Achever d'écrire quelque chose !
Ce roman, comme presque tous les autres, Nabokov l'avait entièrement visualisé, à la manière du négatif d'un film en Technicolor qu'il ne lui restait plus qu'à fixer sur le papier. Cette technique lui permettait d'écrire dans l'ordre ou le désordre, selon les aléas de la composition. Pour Laura, dès 1976, à en croire son éditeur américain, tout était là : personnages, scènes, détails. Il ne restait plus à Nabokov qu'à écrire, à battre les fiches comme des cartes à jouer, pour plus tard se les distribuer à lui-même sous la forme d'un roman. Laura, Nabokov disait l'avoir déjà "lu" une cinquantaine de fois. "Et dans mon délire diurne, je le lisais à voix haute à un petit auditoire idéal dans l'enceinte d'un jardin enclos. Ce petit auditoire était constitué de paons, de pigeons, de mes parents, morts depuis longtemps, de deux cyprès, de quelques jeunes infirmières accroupies, et d'un médecin de famille si vieux qu'il en était presque invisible." C'est donc sur un lit d'hôpital, entre deux quintes d'une toux chronique, que Laura devait naître, dans une course effrénée contre la mort.
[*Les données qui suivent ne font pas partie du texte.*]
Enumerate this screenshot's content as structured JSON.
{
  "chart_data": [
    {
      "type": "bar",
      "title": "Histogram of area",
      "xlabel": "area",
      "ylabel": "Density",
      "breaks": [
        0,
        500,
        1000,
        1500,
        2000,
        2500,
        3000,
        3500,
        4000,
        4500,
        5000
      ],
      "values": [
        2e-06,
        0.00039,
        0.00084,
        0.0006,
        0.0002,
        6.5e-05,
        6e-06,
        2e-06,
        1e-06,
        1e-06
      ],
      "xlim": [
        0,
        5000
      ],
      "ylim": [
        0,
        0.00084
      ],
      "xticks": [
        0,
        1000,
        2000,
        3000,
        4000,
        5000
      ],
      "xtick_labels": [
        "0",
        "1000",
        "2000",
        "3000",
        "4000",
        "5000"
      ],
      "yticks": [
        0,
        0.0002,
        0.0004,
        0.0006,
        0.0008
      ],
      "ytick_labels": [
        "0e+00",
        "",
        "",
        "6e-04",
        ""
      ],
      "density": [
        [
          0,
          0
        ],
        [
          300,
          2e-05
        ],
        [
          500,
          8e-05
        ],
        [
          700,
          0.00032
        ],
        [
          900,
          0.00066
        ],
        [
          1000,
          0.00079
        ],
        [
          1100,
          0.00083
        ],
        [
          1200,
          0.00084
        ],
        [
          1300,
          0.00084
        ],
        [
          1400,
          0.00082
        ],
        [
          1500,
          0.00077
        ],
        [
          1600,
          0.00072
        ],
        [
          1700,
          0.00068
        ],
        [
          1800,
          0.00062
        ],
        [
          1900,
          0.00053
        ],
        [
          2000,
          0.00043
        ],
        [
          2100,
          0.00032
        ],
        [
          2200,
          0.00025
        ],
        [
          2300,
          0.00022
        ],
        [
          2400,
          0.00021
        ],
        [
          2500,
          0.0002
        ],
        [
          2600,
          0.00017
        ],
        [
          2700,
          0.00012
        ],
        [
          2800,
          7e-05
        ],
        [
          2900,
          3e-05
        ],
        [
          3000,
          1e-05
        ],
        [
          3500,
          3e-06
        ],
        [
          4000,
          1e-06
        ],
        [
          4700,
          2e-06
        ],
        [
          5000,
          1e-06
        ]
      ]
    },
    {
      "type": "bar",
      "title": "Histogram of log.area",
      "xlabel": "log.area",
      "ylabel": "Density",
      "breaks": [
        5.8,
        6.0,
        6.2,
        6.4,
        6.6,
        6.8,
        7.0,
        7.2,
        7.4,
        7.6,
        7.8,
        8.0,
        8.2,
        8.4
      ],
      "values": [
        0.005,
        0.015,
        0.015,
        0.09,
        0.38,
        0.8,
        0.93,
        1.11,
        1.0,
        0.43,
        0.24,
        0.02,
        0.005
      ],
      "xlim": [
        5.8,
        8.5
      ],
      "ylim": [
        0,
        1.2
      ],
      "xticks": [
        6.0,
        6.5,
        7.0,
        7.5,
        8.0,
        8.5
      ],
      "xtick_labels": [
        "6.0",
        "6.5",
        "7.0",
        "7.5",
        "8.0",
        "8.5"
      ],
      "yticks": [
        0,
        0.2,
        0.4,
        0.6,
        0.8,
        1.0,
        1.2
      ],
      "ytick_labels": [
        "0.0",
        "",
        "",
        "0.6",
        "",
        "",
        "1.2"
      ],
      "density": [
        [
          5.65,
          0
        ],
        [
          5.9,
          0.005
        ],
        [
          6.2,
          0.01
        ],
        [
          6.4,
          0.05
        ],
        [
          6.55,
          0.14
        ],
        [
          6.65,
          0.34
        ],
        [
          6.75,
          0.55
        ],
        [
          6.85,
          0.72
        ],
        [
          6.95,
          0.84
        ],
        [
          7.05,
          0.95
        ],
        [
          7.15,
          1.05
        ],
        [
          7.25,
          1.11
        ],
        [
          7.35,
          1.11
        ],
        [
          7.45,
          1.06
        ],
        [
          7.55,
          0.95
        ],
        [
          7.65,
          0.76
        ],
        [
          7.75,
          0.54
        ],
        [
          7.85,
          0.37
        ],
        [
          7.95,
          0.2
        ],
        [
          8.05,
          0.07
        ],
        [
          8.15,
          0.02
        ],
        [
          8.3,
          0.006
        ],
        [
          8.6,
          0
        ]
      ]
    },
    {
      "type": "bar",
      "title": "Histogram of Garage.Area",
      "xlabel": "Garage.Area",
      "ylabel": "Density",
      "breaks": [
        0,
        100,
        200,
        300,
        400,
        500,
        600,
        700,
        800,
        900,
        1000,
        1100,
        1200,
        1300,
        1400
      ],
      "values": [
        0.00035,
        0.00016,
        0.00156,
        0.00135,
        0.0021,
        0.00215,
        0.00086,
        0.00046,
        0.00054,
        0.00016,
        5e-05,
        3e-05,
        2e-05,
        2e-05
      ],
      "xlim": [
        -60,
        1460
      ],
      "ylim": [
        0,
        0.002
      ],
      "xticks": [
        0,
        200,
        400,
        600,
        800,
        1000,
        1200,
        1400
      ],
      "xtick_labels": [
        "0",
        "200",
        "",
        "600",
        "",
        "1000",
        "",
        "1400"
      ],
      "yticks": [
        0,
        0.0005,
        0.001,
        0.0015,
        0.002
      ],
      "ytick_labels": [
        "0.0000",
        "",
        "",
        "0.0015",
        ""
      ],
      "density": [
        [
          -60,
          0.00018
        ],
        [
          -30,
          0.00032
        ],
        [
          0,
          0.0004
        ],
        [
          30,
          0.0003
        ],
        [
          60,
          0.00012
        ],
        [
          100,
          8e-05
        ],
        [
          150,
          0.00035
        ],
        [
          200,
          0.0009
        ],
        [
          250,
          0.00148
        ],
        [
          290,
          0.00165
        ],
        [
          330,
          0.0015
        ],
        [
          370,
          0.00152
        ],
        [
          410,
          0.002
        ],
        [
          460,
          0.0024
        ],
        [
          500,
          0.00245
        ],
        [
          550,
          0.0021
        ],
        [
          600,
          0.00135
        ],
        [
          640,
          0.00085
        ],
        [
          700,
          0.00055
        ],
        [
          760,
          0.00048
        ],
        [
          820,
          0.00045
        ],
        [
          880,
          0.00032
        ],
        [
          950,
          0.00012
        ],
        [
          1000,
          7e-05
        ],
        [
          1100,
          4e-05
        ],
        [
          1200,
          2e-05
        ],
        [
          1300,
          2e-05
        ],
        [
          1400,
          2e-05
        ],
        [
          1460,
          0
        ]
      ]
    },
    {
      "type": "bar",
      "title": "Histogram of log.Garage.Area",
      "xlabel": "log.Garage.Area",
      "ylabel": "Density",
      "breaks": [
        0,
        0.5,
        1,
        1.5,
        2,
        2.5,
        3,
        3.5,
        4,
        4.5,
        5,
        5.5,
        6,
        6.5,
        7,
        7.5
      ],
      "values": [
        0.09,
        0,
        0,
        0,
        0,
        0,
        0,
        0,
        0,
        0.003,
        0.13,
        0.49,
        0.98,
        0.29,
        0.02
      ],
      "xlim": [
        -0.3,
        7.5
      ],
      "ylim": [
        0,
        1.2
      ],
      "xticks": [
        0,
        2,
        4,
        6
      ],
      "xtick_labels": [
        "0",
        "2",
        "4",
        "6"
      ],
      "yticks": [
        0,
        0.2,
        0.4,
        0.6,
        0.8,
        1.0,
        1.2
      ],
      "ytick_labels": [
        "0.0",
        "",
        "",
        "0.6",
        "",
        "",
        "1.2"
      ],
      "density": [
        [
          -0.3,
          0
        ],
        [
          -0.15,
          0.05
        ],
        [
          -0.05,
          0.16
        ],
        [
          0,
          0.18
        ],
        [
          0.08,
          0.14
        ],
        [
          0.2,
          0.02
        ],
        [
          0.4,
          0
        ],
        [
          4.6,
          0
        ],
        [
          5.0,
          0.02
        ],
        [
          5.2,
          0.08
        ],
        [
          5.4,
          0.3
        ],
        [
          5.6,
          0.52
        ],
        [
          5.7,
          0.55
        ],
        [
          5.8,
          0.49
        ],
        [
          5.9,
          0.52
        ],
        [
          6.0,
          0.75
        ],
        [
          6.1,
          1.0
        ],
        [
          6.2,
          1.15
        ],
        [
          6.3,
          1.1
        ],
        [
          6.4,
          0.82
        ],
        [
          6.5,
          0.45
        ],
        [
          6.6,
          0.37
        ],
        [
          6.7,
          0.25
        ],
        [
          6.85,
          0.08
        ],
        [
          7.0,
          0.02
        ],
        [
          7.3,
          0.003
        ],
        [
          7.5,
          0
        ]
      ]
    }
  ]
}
L'un des romans russes de Nabokov, L'Invitation au supplice, se terminait déjà sur la question de cette "satanée dernière volonté". "Achever d'écrire quelque chose !", répondait instamment Cincinnatus C., le héros supplicié. Nabokov lui-même n'y parviendrait pas. Il mourut un après-midi de juillet 1977, à l'âge de 78 ans, des suites d'une infection pulmonaire, laissant en héritage à sa femme et à son fils unique, Dmitri, les 138 fiches bristol qui contenaient ses dernières lignes.
Le Monde, 20 novembre 2009.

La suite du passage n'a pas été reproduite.